Poisson logistic regression is a generalized linear model form of regression analysis used to model count data and contingency tables. Poisson regression assumes the response variable Y has a Poisson distribution, and assumes the logarithm of its expected value can be modeled by a linear combination of unknown parameters. A Poisson regression model is sometimes known as a log-linear model, especially when used to model contingency tables.
In R, glm function are used for the Logistic regression with following parameters.

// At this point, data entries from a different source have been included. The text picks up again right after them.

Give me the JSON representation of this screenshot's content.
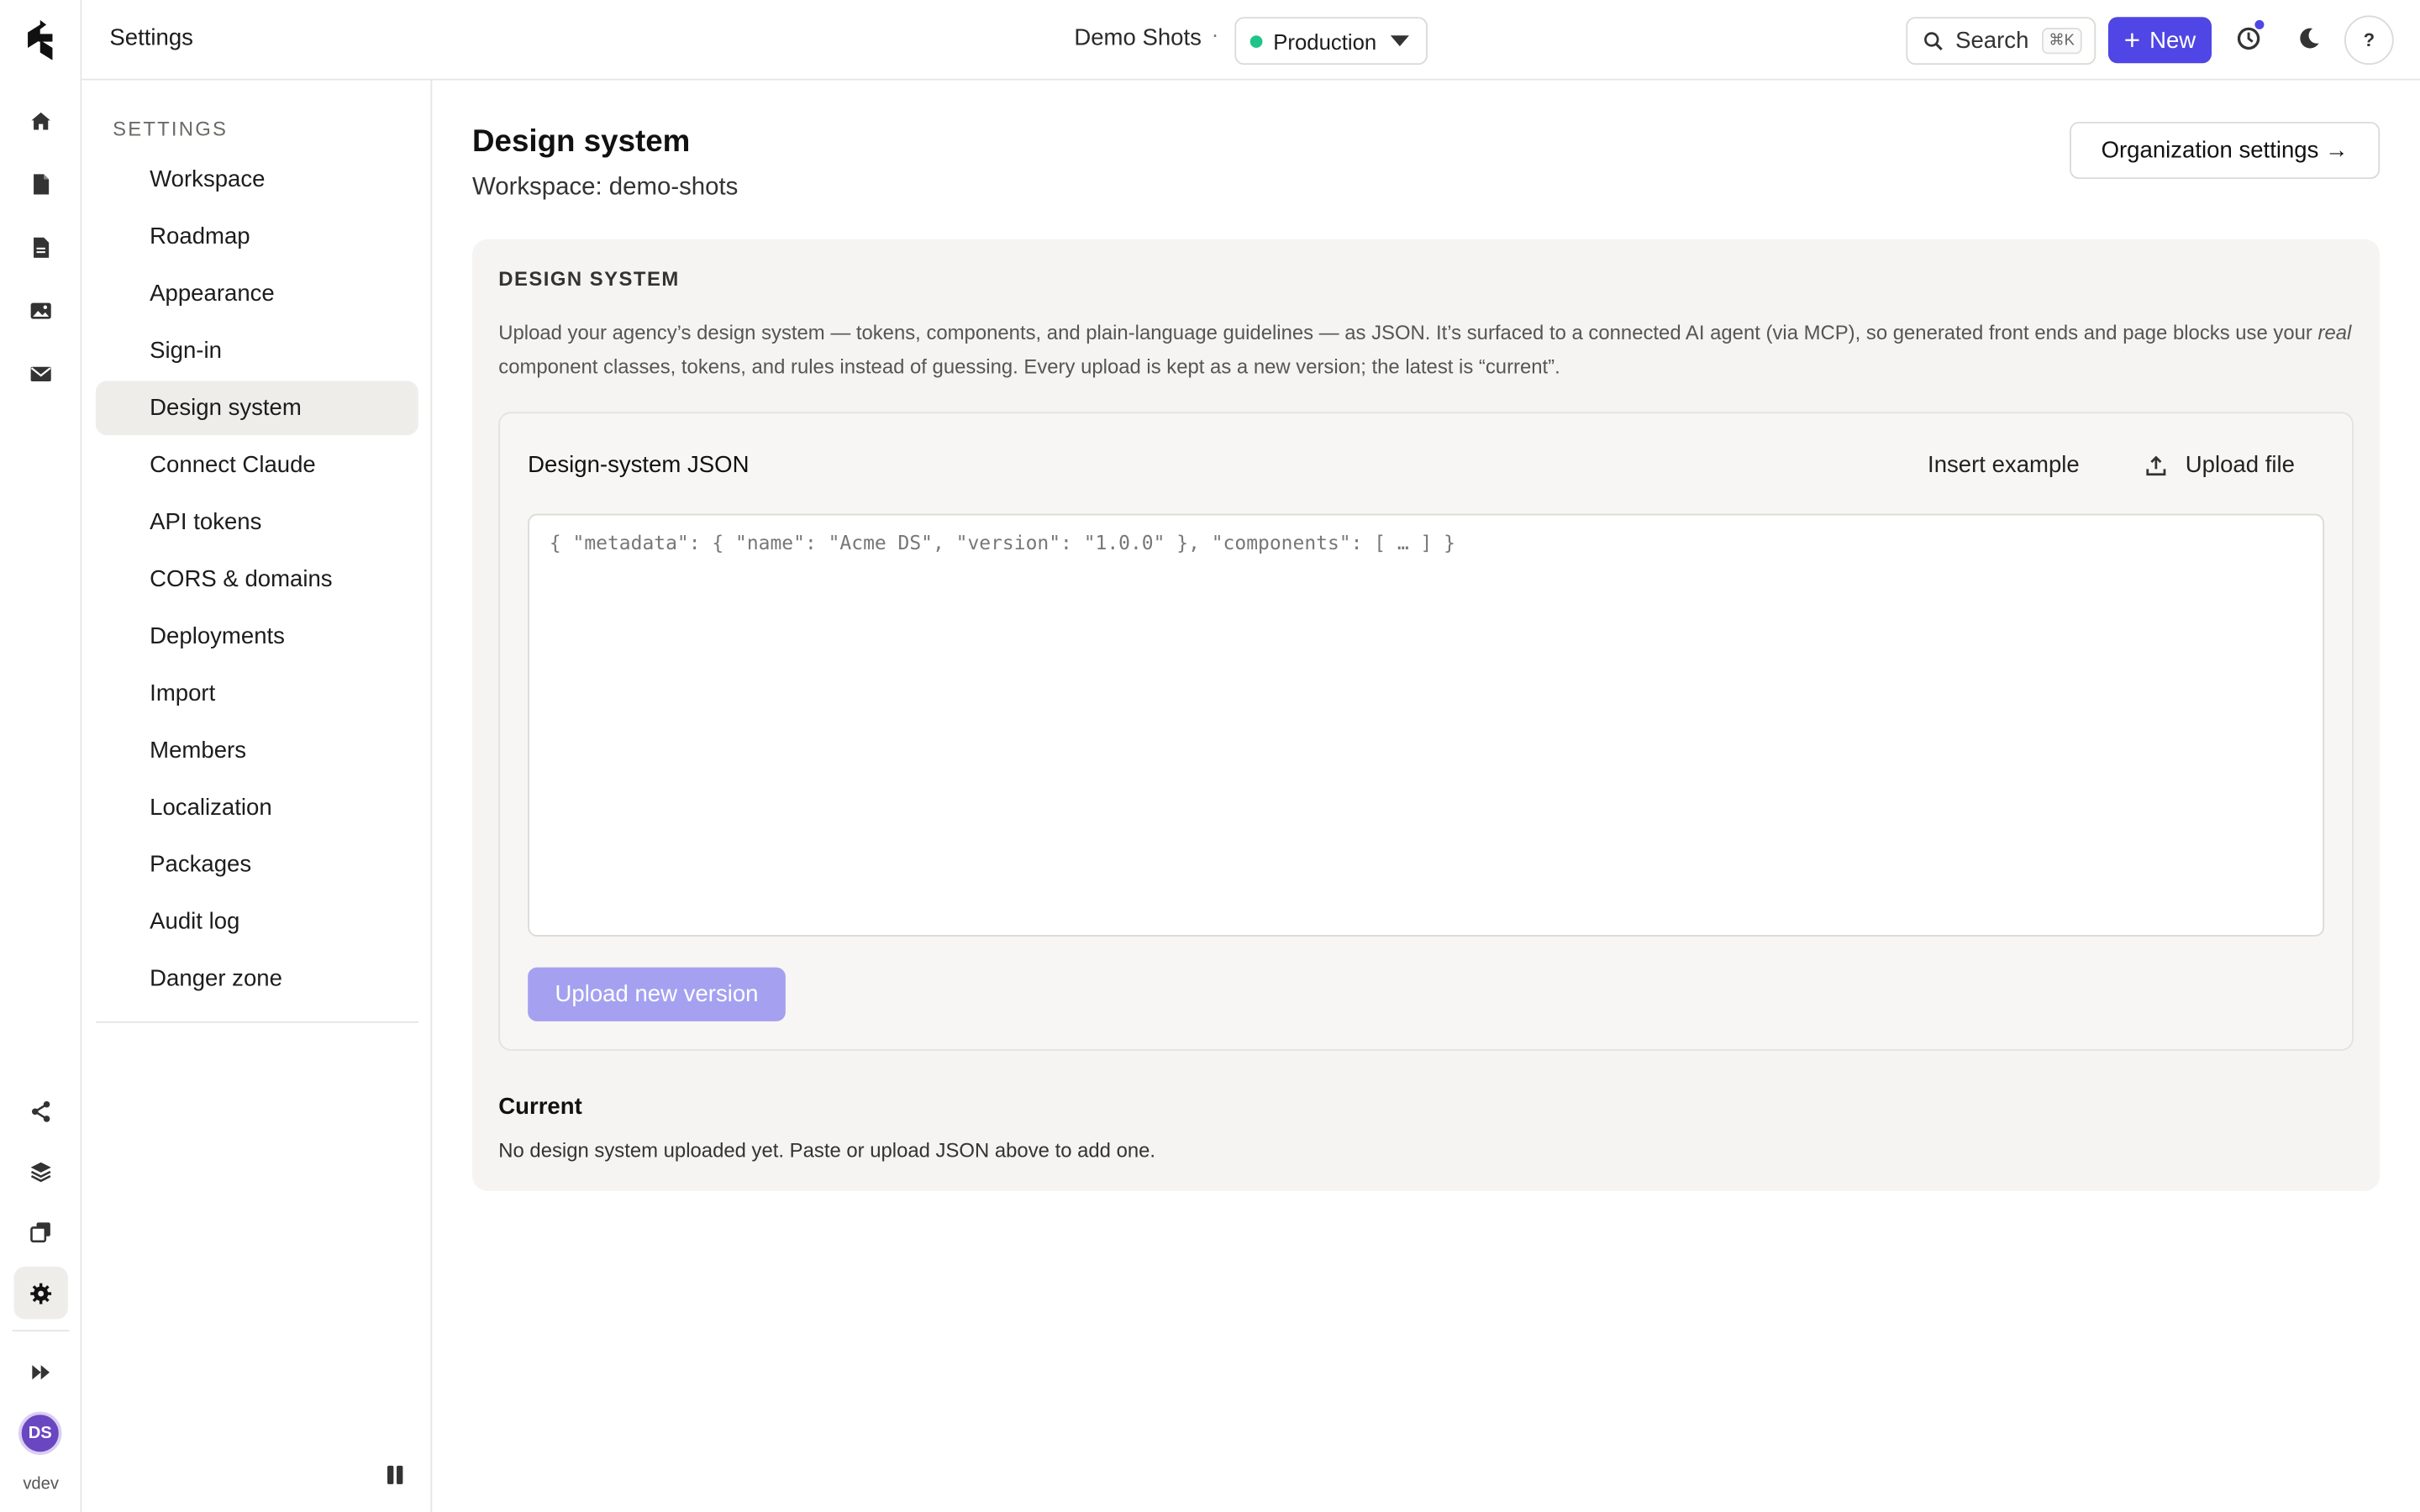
{
  "header": {
    "title": "Settings",
    "project": "Demo Shots",
    "separator": "·",
    "environment": "Production",
    "search_label": "Search",
    "search_shortcut": "⌘K",
    "new_label": "New",
    "help_label": "?"
  },
  "rail": {
    "avatar_initials": "DS",
    "user_label": "vdev"
  },
  "settings_nav": {
    "heading": "SETTINGS",
    "items": [
      {
        "label": "Workspace"
      },
      {
        "label": "Roadmap"
      },
      {
        "label": "Appearance"
      },
      {
        "label": "Sign-in"
      },
      {
        "label": "Design system"
      },
      {
        "label": "Connect Claude"
      },
      {
        "label": "API tokens"
      },
      {
        "label": "CORS & domains"
      },
      {
        "label": "Deployments"
      },
      {
        "label": "Import"
      },
      {
        "label": "Members"
      },
      {
        "label": "Localization"
      },
      {
        "label": "Packages"
      },
      {
        "label": "Audit log"
      },
      {
        "label": "Danger zone"
      }
    ],
    "active": "Design system"
  },
  "page": {
    "title": "Design system",
    "subtitle": "Workspace: demo-shots",
    "org_button": "Organization settings →"
  },
  "card": {
    "title": "DESIGN SYSTEM",
    "description_part1": "Upload your agency’s design system — tokens, components, and plain-language guidelines — as JSON. It’s surfaced to a connected AI agent (via MCP), so generated front ends and page blocks use your ",
    "description_em": "real",
    "description_part2": " component classes, tokens, and rules instead of guessing. Every upload is kept as a new version; the latest is “current”.",
    "json_title": "Design-system JSON",
    "insert_example": "Insert example",
    "upload_file": "Upload file",
    "textarea_placeholder": "{ \"metadata\": { \"name\": \"Acme DS\", \"version\": \"1.0.0\" }, \"components\": [ … ] }",
    "textarea_value": "",
    "upload_button": "Upload new version",
    "current_heading": "Current",
    "current_text": "No design system uploaded yet. Paste or upload JSON above to add one."
  },
  "colors": {
    "accent": "#4f46e5",
    "accent_disabled": "#a5a1f0",
    "env_status": "#1fc48a",
    "avatar": "#6b46c1"
  }
}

- formula: predictors used in formula (Systematic Component)
- family: "poisson" needs to be chosen(Random Component)
- link: "log".(Link Component)
Data:
This data has been downloaded from http://people.stern.nyu.edu/jsimonof/AnalCatData/ the book Analyzing Categorical Data by J.S. Simonoff.
Data has 54 observation of 4 variables: Year: it is the year by th time shark attack was happened. Population: of Florida Attacks: Number of attacks(Counts) Fatalities: Number of death.

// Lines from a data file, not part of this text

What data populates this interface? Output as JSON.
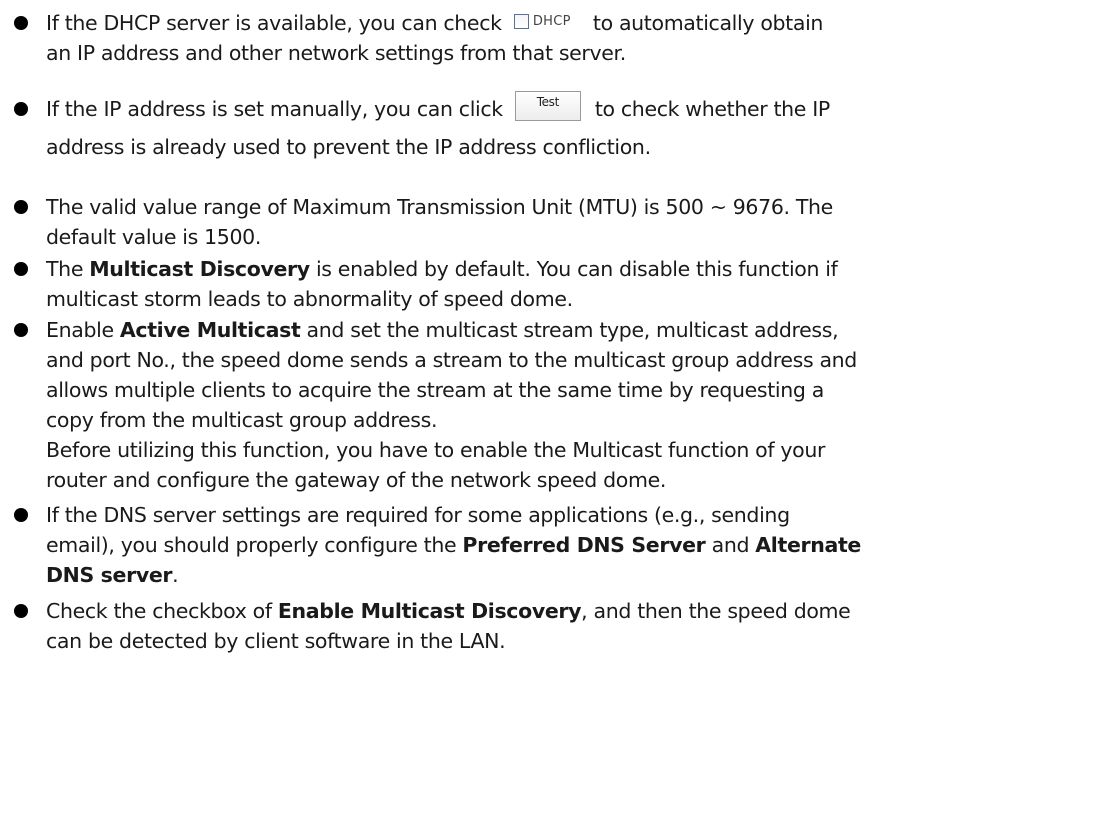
{
  "dhcp": {
    "line1_before": "If the DHCP server is available, you can check",
    "checkbox_label": "DHCP",
    "line1_after": "to automatically obtain",
    "line2": "an IP address and other network settings from that server."
  },
  "manual_ip": {
    "line1_before": "If the IP address is set manually, you can click",
    "button_label": "Test",
    "line1_after": "to check whether the IP",
    "line2": "address is already used to prevent the IP address confliction."
  },
  "mtu": {
    "line1": "The valid value range of Maximum Transmission Unit (MTU) is 500 ~ 9676. The",
    "line2": "default value is 1500."
  },
  "multicast_discovery": {
    "line1_pre": "The ",
    "line1_bold": "Multicast Discovery",
    "line1_post": " is enabled by default. You can disable this function if",
    "line2": "multicast storm leads to abnormality of speed dome."
  },
  "active_multicast": {
    "line1_pre": "Enable ",
    "line1_bold": "Active Multicast",
    "line1_post": " and set the multicast stream type, multicast address,",
    "line2": "and port No., the speed dome sends a stream to the multicast group address and",
    "line3": "allows multiple clients to acquire the stream at the same time by requesting a",
    "line4": "copy from the multicast group address.",
    "line5": "Before utilizing this function, you have to enable the Multicast function of your",
    "line6": "router and configure the gateway of the network speed dome."
  },
  "dns": {
    "line1": "If the DNS server settings are required for some applications (e.g., sending",
    "line2_pre": "email), you should properly configure the ",
    "line2_bold1": "Preferred DNS Server",
    "line2_mid": " and ",
    "line2_bold2": "Alternate",
    "line3_bold": "DNS server",
    "line3_post": "."
  },
  "enable_discovery": {
    "line1_pre": "Check the checkbox of ",
    "line1_bold": "Enable Multicast Discovery",
    "line1_post": ", and then the speed dome",
    "line2": "can be detected by client software in the LAN."
  }
}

Objective: In this study, I applied the Poisson logistic regression from simplest(null) complex(saturated) the model on Florida Shark data set..

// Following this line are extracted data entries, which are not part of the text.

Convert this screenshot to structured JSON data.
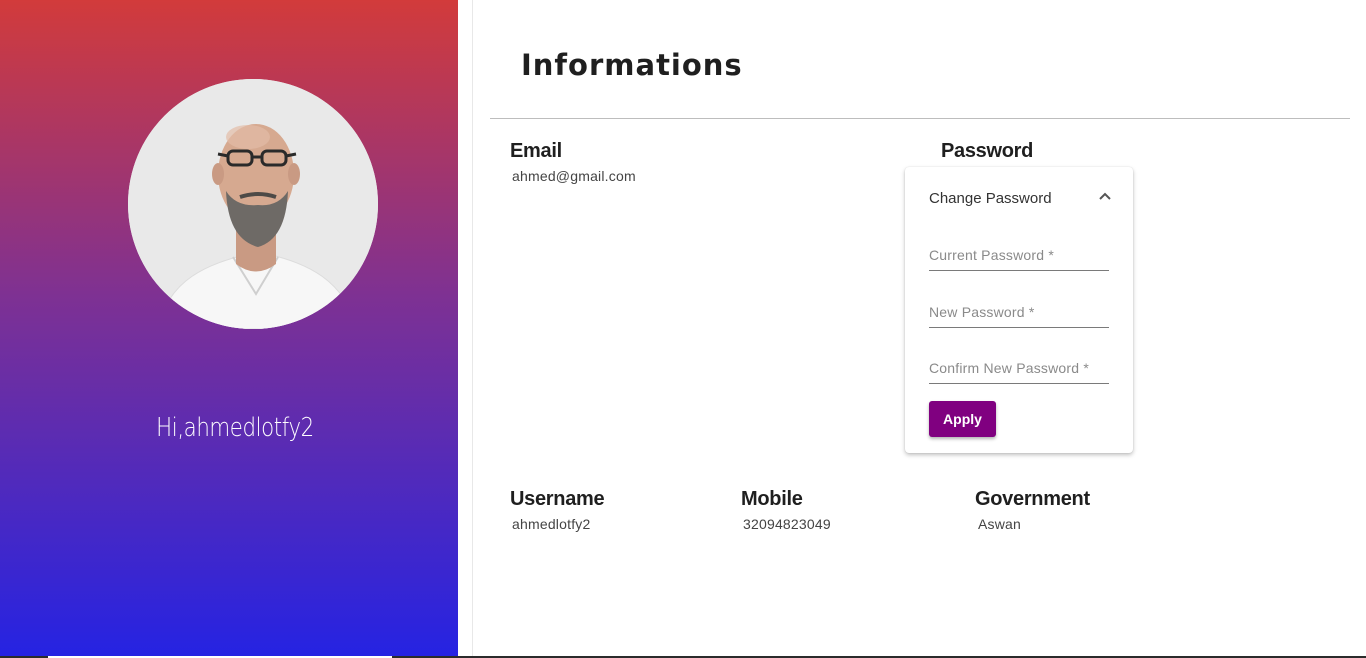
{
  "profile": {
    "greeting": "Hi,ahmedlotfy2",
    "avatar_alt": "profile photo"
  },
  "info": {
    "title": "Informations",
    "email": {
      "label": "Email",
      "value": "ahmed@gmail.com"
    },
    "password": {
      "label": "Password"
    },
    "username": {
      "label": "Username",
      "value": "ahmedlotfy2"
    },
    "mobile": {
      "label": "Mobile",
      "value": "32094823049"
    },
    "government": {
      "label": "Government",
      "value": "Aswan"
    }
  },
  "change_password": {
    "header": "Change Password",
    "expanded": true,
    "current_placeholder": "Current Password *",
    "new_placeholder": "New Password *",
    "confirm_placeholder": "Confirm New Password *",
    "apply_label": "Apply",
    "apply_color": "#800080"
  },
  "colors": {
    "panel_gradient_top": "#d23b3b",
    "panel_gradient_mid": "#7e3193",
    "panel_gradient_bottom": "#2523e3"
  }
}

Methods to use: - Quasipoisson logistic regression (Null to Saturated) - Choosing best model based on the extra poisson variation - Negative Binomial logistic Regression - Drop in deviance test to compare the models …
Load Libraries
#Loading necessary libraries
library(readxl)
#PREPARING WORK SPAcE
# Clear the workspace:
rm(list = ls())
shark <- read_excel("floridashark.xls")
head(shark)
## # A tibble: 6 x 4
## Year Population Attacks Fatalities
## <dbl> <dbl> <dbl> <dbl>
## 1 1946 2473000 0 0
## 2 1947 2539000 1 1
## 3 1948 2578000 0 0
## 4 1949 2668000 0 0
## 5 1950 2771305 1 0
## 6 1951 2980000 0 0
nrow(shark)
## [1] 54
Grouping the data (based on the data collection type)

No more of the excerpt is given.